Croatian Soccer Official Apologizes for Anti-Gay Remark
The president of the Croatian Football Federation issued an apology for having told a newspaper that he would "certainly" not permit a gay player on the Croatian national team.
Vlatko Markovic made his remark in the course of an interview published Nov. 7 in Croatian newspaper Vecernji List. A few days later, on Nov. 10, Markovic tendered his apologies, in the wake of an outcry that included the threat of legal action from two GLBT equality groups, a Nov. 10 Associated Press article said.
In addition to telling the newspaper that he would not allow a gay player onto the national team, Markovic went on to suggest that homosexuality is a pathological condition. When asked whether he knew of any gay professional soccer players, Markovic replied, "No. Fortunately, only healthy people play football."
GLBT advocacy organizations Kontra and Iskorak said that they intended to file complaints with Union of European Football Associations (UEFA) about the remarks. The groups also claimed that the comments were "discriminatory" and in violation of the law. A complaint to UEFA could result in a fine or suspension for Markovic, according to media reports.
Such penalties for soccer officials espousing anti-gay sentiment have been handed down before, the AP article said. In 2007, Otto Baric was hit with a fine by UEFA for an anti-gay comment he made in a 2004 interview. Baric, who was at the time the coach for the Croatian team, declared, "there is no place for homosexuals in my team. Homosexuality is not good."
Markovic said in a statement that appeared on the website for the soccer federation that his earlier comments had been "clumsy," and said, "It was not my intention whatsoever to insult or hurt anyone." Added the official, "I have nothing against members of any minority, least of all against those of same-sex orientation," Markovic said in a statement on the Croatia soccer federation’s website. "Once again, I apologize to all those who were hurt."
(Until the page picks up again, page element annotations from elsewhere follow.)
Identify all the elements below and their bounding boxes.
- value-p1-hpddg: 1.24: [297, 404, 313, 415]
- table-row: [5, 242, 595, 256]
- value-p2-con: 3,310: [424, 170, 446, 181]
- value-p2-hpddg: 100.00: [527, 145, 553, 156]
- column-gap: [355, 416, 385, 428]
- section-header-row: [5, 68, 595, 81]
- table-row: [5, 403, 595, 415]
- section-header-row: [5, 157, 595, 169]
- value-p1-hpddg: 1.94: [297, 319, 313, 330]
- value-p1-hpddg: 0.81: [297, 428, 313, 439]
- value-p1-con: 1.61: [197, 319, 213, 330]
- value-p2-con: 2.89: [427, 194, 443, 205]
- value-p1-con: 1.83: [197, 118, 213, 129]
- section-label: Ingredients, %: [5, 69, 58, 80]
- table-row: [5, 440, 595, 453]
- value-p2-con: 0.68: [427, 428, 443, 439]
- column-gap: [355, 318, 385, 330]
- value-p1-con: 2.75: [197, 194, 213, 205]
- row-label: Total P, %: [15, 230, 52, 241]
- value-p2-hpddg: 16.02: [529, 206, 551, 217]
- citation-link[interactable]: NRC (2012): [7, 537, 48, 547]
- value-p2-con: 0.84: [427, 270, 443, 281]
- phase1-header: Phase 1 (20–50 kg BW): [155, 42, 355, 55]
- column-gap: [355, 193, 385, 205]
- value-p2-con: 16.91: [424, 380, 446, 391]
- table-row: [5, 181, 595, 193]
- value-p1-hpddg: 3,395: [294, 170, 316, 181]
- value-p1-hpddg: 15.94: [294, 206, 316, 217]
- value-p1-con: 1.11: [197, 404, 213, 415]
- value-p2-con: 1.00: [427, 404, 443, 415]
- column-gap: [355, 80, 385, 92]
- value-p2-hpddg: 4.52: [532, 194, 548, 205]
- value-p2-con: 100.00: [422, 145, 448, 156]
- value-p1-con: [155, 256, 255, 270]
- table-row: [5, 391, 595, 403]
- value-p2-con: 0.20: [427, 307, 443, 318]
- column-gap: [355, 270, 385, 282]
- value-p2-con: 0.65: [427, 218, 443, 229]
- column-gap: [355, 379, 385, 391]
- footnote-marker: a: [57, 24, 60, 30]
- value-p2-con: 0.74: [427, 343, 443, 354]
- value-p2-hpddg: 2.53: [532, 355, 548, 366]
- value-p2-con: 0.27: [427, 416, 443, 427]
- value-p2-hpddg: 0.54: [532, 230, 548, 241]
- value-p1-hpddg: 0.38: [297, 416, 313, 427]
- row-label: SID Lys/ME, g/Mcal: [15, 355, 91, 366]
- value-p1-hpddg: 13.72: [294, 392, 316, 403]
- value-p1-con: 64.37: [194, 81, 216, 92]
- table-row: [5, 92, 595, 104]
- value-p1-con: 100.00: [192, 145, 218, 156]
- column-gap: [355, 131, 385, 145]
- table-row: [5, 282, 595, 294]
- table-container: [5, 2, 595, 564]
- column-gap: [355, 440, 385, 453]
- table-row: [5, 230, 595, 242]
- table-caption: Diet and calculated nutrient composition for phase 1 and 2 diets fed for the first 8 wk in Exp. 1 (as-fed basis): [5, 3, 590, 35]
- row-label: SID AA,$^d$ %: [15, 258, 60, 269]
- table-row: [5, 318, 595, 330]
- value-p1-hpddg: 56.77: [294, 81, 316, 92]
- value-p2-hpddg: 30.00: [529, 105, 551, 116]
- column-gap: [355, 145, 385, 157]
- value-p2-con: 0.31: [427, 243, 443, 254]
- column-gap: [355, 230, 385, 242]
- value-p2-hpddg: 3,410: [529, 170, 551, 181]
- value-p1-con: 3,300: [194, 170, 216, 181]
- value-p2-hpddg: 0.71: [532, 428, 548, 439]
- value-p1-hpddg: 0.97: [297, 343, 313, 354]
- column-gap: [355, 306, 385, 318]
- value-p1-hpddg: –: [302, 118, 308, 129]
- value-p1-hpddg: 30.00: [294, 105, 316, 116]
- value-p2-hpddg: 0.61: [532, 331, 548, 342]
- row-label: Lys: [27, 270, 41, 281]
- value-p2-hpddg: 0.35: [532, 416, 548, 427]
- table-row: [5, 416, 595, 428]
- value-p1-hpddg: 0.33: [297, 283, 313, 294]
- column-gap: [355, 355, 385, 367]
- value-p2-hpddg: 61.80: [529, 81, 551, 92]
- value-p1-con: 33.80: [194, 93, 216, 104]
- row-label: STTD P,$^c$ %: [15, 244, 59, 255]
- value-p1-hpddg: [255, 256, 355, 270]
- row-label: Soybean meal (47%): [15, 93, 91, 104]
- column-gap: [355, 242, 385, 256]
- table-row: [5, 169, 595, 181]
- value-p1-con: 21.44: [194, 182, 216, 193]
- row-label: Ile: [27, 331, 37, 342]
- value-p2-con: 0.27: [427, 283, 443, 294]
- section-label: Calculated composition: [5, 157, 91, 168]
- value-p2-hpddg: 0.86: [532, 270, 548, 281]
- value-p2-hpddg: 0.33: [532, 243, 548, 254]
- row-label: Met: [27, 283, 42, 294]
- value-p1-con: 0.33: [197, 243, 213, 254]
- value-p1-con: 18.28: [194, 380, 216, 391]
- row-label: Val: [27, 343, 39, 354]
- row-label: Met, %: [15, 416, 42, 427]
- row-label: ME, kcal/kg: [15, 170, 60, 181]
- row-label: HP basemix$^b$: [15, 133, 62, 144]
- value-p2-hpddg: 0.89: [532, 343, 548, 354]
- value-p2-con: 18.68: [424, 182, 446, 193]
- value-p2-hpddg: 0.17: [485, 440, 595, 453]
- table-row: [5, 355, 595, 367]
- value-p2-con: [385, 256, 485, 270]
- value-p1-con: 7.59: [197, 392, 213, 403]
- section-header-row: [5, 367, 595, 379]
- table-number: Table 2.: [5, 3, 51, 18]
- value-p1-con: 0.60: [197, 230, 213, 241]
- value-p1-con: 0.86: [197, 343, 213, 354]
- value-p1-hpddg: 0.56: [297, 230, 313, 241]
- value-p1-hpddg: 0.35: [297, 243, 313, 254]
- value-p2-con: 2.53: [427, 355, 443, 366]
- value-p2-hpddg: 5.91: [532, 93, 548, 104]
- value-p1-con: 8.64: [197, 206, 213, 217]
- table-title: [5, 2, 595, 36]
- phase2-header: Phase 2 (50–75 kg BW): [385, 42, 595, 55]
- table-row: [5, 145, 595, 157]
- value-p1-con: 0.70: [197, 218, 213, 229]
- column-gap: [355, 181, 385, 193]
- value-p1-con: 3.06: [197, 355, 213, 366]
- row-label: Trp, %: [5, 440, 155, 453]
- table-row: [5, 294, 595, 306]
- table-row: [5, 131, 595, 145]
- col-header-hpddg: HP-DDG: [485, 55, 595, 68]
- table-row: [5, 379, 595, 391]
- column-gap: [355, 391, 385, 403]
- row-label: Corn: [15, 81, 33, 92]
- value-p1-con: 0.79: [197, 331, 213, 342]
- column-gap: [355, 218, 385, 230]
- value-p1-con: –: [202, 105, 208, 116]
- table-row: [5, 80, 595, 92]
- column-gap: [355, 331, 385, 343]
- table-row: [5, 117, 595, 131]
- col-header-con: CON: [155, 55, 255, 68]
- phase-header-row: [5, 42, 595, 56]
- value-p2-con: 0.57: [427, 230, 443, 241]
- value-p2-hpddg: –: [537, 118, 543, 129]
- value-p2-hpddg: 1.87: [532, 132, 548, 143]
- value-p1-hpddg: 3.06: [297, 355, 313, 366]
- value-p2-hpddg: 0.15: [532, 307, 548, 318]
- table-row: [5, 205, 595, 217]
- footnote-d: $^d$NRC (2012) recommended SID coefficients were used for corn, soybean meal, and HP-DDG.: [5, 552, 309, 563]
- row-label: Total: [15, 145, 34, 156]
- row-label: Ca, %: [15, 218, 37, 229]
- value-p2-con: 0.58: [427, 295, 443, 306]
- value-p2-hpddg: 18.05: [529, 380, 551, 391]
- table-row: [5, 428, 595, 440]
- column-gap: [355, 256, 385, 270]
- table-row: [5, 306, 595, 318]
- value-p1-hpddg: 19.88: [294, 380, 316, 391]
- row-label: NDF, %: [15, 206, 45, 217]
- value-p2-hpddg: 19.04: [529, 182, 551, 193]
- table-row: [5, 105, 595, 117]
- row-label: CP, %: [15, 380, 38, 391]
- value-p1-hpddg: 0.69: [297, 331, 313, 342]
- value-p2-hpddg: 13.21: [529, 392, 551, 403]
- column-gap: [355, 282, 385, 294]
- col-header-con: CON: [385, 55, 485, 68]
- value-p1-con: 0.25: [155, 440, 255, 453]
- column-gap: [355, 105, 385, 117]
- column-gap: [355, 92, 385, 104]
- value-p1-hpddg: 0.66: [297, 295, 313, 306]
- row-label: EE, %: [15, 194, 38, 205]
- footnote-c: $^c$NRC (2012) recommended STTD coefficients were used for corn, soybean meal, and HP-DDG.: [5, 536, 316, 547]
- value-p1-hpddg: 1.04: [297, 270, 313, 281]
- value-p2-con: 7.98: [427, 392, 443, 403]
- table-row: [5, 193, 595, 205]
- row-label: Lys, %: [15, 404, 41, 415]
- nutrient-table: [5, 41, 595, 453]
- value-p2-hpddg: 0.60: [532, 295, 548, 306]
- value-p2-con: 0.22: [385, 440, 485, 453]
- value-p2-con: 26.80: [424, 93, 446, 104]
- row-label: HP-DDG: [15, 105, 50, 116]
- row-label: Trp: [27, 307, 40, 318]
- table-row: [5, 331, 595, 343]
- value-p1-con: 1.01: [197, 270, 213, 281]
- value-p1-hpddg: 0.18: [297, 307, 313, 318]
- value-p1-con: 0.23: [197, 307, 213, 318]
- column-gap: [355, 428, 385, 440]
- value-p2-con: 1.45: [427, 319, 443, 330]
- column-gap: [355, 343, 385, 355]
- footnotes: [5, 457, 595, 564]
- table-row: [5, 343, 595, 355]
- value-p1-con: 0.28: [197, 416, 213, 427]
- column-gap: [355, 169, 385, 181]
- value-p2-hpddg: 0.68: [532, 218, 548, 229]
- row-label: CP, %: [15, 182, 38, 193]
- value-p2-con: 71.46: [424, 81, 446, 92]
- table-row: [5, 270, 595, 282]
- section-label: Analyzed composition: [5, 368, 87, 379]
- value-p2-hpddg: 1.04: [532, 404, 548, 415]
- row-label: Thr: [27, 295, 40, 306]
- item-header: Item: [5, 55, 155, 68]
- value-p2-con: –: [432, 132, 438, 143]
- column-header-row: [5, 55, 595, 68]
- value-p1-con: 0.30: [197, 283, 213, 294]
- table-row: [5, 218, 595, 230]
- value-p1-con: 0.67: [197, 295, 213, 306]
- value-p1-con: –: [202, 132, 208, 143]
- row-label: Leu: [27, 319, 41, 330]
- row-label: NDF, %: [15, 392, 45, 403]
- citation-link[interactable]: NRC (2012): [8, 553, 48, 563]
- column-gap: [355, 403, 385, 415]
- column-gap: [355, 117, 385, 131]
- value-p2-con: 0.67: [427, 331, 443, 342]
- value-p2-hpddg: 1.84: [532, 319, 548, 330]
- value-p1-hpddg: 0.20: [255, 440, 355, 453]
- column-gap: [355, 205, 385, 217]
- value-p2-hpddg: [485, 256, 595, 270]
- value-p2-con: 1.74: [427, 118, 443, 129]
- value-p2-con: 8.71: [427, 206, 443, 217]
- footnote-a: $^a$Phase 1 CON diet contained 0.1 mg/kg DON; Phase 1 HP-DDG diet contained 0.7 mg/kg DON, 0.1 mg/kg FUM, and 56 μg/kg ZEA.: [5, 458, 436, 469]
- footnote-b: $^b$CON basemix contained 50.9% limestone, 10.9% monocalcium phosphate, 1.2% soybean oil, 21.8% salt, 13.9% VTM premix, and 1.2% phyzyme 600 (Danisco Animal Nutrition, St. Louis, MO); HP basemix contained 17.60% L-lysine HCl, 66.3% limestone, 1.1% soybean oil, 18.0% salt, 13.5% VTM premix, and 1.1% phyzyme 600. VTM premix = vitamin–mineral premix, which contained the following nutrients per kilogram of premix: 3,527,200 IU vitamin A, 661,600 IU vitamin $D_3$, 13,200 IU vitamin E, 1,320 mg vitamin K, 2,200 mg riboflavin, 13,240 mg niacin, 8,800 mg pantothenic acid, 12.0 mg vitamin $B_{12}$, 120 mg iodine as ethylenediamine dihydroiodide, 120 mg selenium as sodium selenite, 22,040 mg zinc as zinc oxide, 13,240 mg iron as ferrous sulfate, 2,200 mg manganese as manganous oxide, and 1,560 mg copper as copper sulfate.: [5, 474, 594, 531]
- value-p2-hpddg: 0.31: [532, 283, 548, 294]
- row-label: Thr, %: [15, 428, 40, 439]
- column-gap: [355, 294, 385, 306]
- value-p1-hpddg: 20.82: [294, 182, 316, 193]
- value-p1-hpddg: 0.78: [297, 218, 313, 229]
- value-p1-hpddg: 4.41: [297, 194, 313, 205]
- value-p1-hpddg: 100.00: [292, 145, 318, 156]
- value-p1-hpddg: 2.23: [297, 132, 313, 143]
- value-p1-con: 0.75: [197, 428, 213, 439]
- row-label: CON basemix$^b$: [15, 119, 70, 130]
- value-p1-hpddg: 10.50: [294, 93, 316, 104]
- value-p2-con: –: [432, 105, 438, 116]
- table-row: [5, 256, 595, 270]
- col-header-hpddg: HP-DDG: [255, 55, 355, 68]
The world of sports has shown glimmers of shedding what some say is institutionalized homophobia, but challenges remain. Earlier this year, a public service video against homophobia lost the participation of star athletes, and the launch of the completed video was delayed by the U.K.’s soccer authority, the Football Association. British GLBT equality advocate Peter Tatchell, excoriated the decision in a press release last February, declaring, "While the FA and other national football associations have long challenged racism, the video is the first high-profile attempt to give homophobia the red card. A world first for football, its [timely release] would have given the FA huge prestige; stamping its mark as a trail-blazing organization that is leading the world in making football welcoming and safe for gay players, fans and officials."
The ad showed a man behaving in every-day life the way that soccer fans sometimes conduct themselves at matches, with a man hurling homophobic slurs at a newspaper vendor, a man on the subway, and office colleagues, calling them "queer scum," "ass bandit," and "faggot," among other epithets. The ad asked why behavior that is plainly not acceptable on the street or in a professional environment should be tolerated in the stands.
"I suspect the real reason for the deferment is that when top FA officials saw the video they felt uneasy over its visceral homophobic language, even though this abuse is intended to expose and shame bigots," Tatchell said in the release. "They lacked the confidence to defend the video they commissioned, in the same way they have often failed to robustly condemn homophobia on the pitch."
Even in the breach, the video sparked debate about anti-gay slurs and homophobic attitudes among soccer fans and among the athletes themselves. SoccerAmericaDaily reported in a Feb. 12 article that U.K. newspaper The Guardian carried an op-ed by Patrick Barkham declaring that, "While English football’s administrators dither, homophobia endures in the modern game. The stadiums may be plusher than ever but they still reverberate to offensive anti-gay chants, and homophobic ’banter’ is widespread in dressing rooms."
SoccerAmericaDaily noted that there are an estimated 4,000 pro soccer players currently active in England and Wales, but that none of them have come out of the closet. But the only gay soccer pros that have publicly disclosed their sexuality have done so after retiring from the game--a trend that reflects how American athletes, whether in football, baseball, or basketball, approach the issue.
One exception is Cardiff Blues rugby player Gareth Thomas, who came out as gay late last year, setting off a media frenzy. In the midst of the shockwaves that Thomas’ coming out generated, British publicist Max Clifford said that U.K. sports has plenty of homosexuals on the pitch, but that fans are still not ready to accept that pro athletes can also be gay. Clifford said that he had advised two gay athletes to stay in the closet because coming out would be harmful to their careers.
Clifford’s view would seem to be the received wisdom: the delayed video ended up following an everyman, but was initially meant to feature pro soccer stars stepping up to the camera to denounced homophobia. The problem was that none of the athletes wanted to be involved with a "gay video," and so the project was re-imagined, according to a Feb. 12 ESPN article.